Manuela Nogueira. ‘O meu tio Fernando tinha uns bocados para brincar e outros em que estava no seu mundo’

Nasceu há 92 anos no apartamento da Rua Coelho da Rocha onde hoje é a Casa Fernando Pessoa. Viveu lá, com os seus pais e o tio, o célebre poeta, até aos dez anos. ‘Hoje parece especial, mas para mim não havia nada de esquisito em ter aquele tio lá em casa’.

No início da conversa, perguntamos-lhe se podemos baixar o som da televisão. «Pode desligar. O comando do MEO está em cima do maple grande», indica a proprietária. «Estive casada 71 anos e meio, é uma coisa rara, e fiquei sozinha nem há dois meses. Sinto – como hei de dizer? – aquele vazio. E quando estou sozinha ponho música clássica, dá-me um bocado de companhia».

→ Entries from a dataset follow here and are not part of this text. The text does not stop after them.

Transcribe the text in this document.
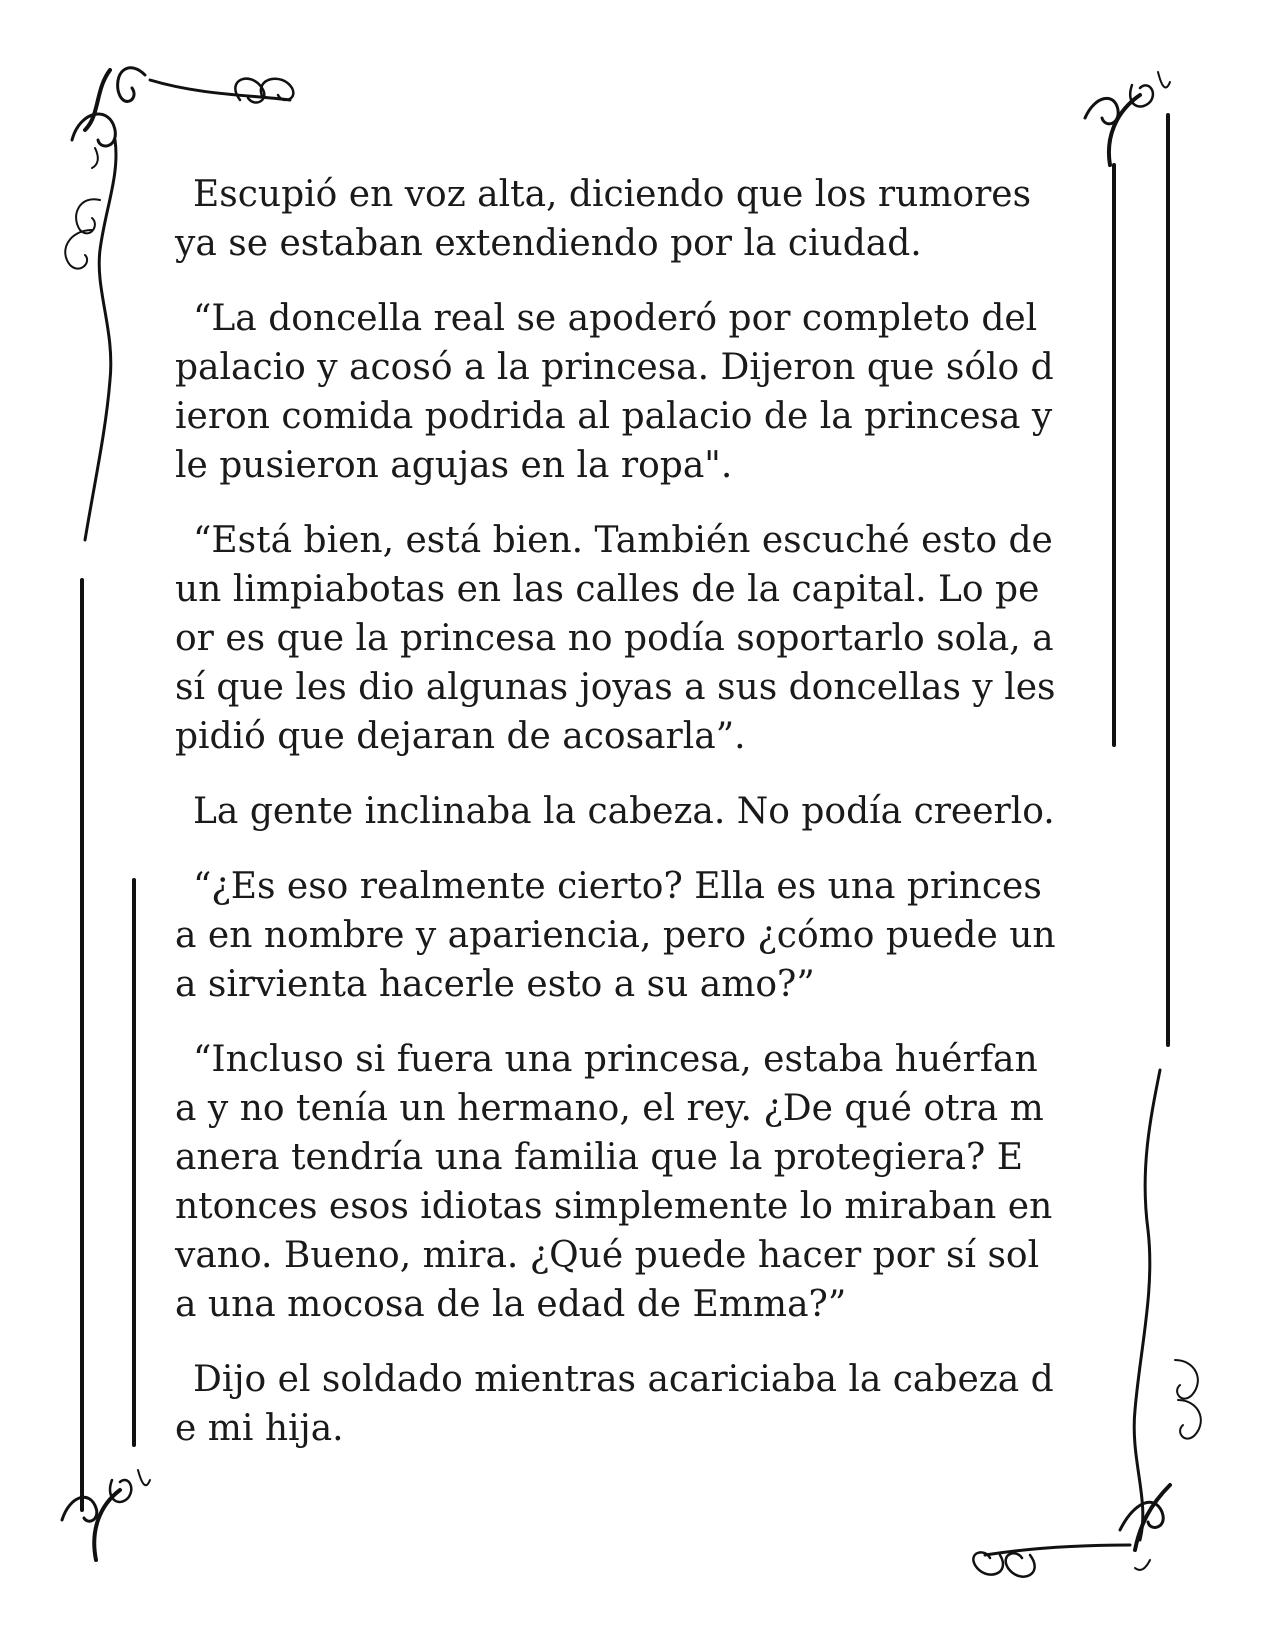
Escupió en voz alta, diciendo que los rumores
ya se estaban extendiendo por la ciudad.

“La doncella real se apoderó por completo del
palacio y acosó a la princesa. Dijeron que sólo d
ieron comida podrida al palacio de la princesa y
le pusieron agujas en la ropa".

“Está bien, está bien. También escuché esto de
un limpiabotas en las calles de la capital. Lo pe
or es que la princesa no podía soportarlo sola, a
sí que les dio algunas joyas a sus doncellas y les
pidió que dejaran de acosarla”.

La gente inclinaba la cabeza. No podía creerlo.

“¿Es eso realmente cierto? Ella es una princes
a en nombre y apariencia, pero ¿cómo puede un
a sirvienta hacerle esto a su amo?”

“Incluso si fuera una princesa, estaba huérfan
a y no tenía un hermano, el rey. ¿De qué otra m
anera tendría una familia que la protegiera? E
ntonces esos idiotas simplemente lo miraban en
vano. Bueno, mira. ¿Qué puede hacer por sí sol
a una mocosa de la edad de Emma?”

Dijo el soldado mientras acariciaba la cabeza d
e mi hija.
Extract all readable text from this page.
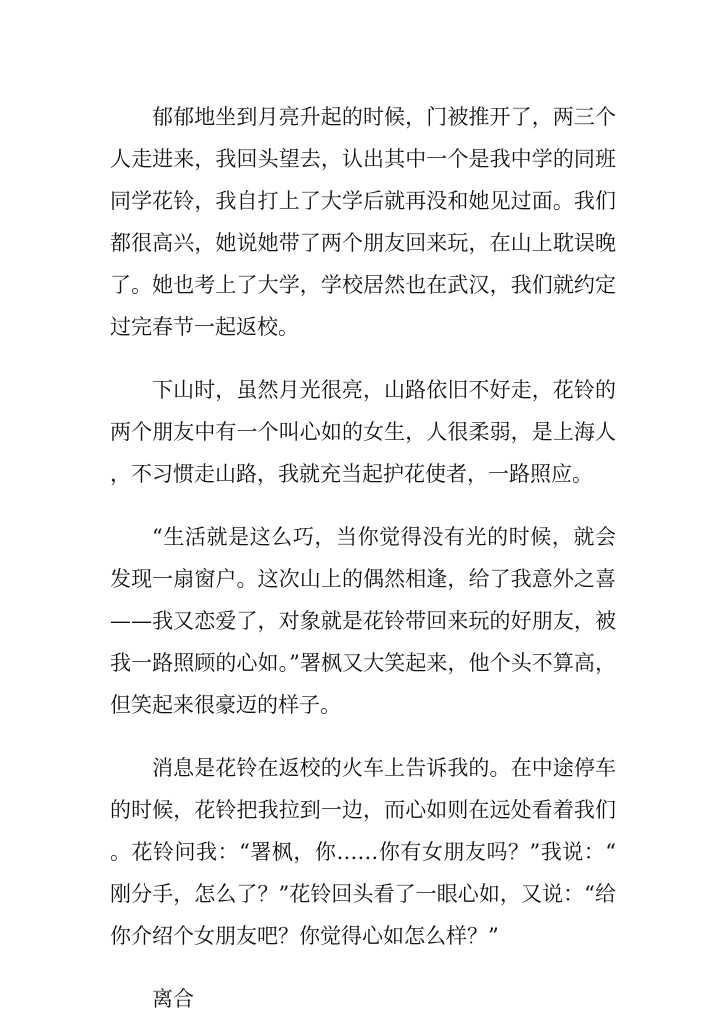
郁郁地坐到月亮升起的时候，门被推开了，两三个人走进来，我回头望去，认出其中一个是我中学的同班同学花铃，我自打上了大学后就再没和她见过面。我们都很高兴，她说她带了两个朋友回来玩，在山上耽误晚了。她也考上了大学，学校居然也在武汉，我们就约定过完春节一起返校。

下山时，虽然月光很亮，山路依旧不好走，花铃的两个朋友中有一个叫心如的女生，人很柔弱，是上海人，不习惯走山路，我就充当起护花使者，一路照应。

“生活就是这么巧，当你觉得没有光的时候，就会发现一扇窗户。这次山上的偶然相逢，给了我意外之喜——我又恋爱了，对象就是花铃带回来玩的好朋友，被我一路照顾的心如。”署枫又大笑起来，他个头不算高，但笑起来很豪迈的样子。

消息是花铃在返校的火车上告诉我的。在中途停车的时候，花铃把我拉到一边，而心如则在远处看着我们。花铃问我：“署枫，你……你有女朋友吗？”我说：“刚分手，怎么了？”花铃回头看了一眼心如，又说：“给你介绍个女朋友吧？你觉得心如怎么样？”

离合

Nascida naquela que hoje é a Casa Fernando Pessoa, em Campo de Ourique (Lisboa), Manuela Nogueira vive atualmente no Estoril. «A minha mãe tinha nascido em Durban [a cidade sul-africana onde o padrasto de Fernando Pessoa, o comandante João Miguel Rosa, foi colocado como cônsul] e adorava o mar. E queria muito estar numa casa de onde se visse o mar». Para agradar à mulher, o pai da nossa entrevistada comprou o terreno e mandou construir a casa cor de rosa que hoje ostenta uma placa oval à entrada onde está escrito que Fernando Pessoa passou por ali. A rua em frente também tem o nome do poeta.

Aos 92 anos Manuela Nogueira não apenas mantém a lucidez, a memória e o espírito crítico intactos como ainda conduz. Sempre prezou a sua autonomia, e foi por isso que trabalhou como agente imobiliária, de modo a poder dispor do seu dinheiro sem ter de prestar contas ao marido. Ainda chegou a mostrar casas na zona de Azeitão a Francisco Sá-Carneiro e Snu Abecassis.

Diz que não gosta de ser comparada com ninguém, e que o facto de o seu tio ter sido o grande poeta do século XX português «não obsta a que goste de escrever». Além da escrita, também pinta. «Ali na sala tenho três pinturas feitas por mim, de flores venenosas. São as mais belas. Esquisito, não é?».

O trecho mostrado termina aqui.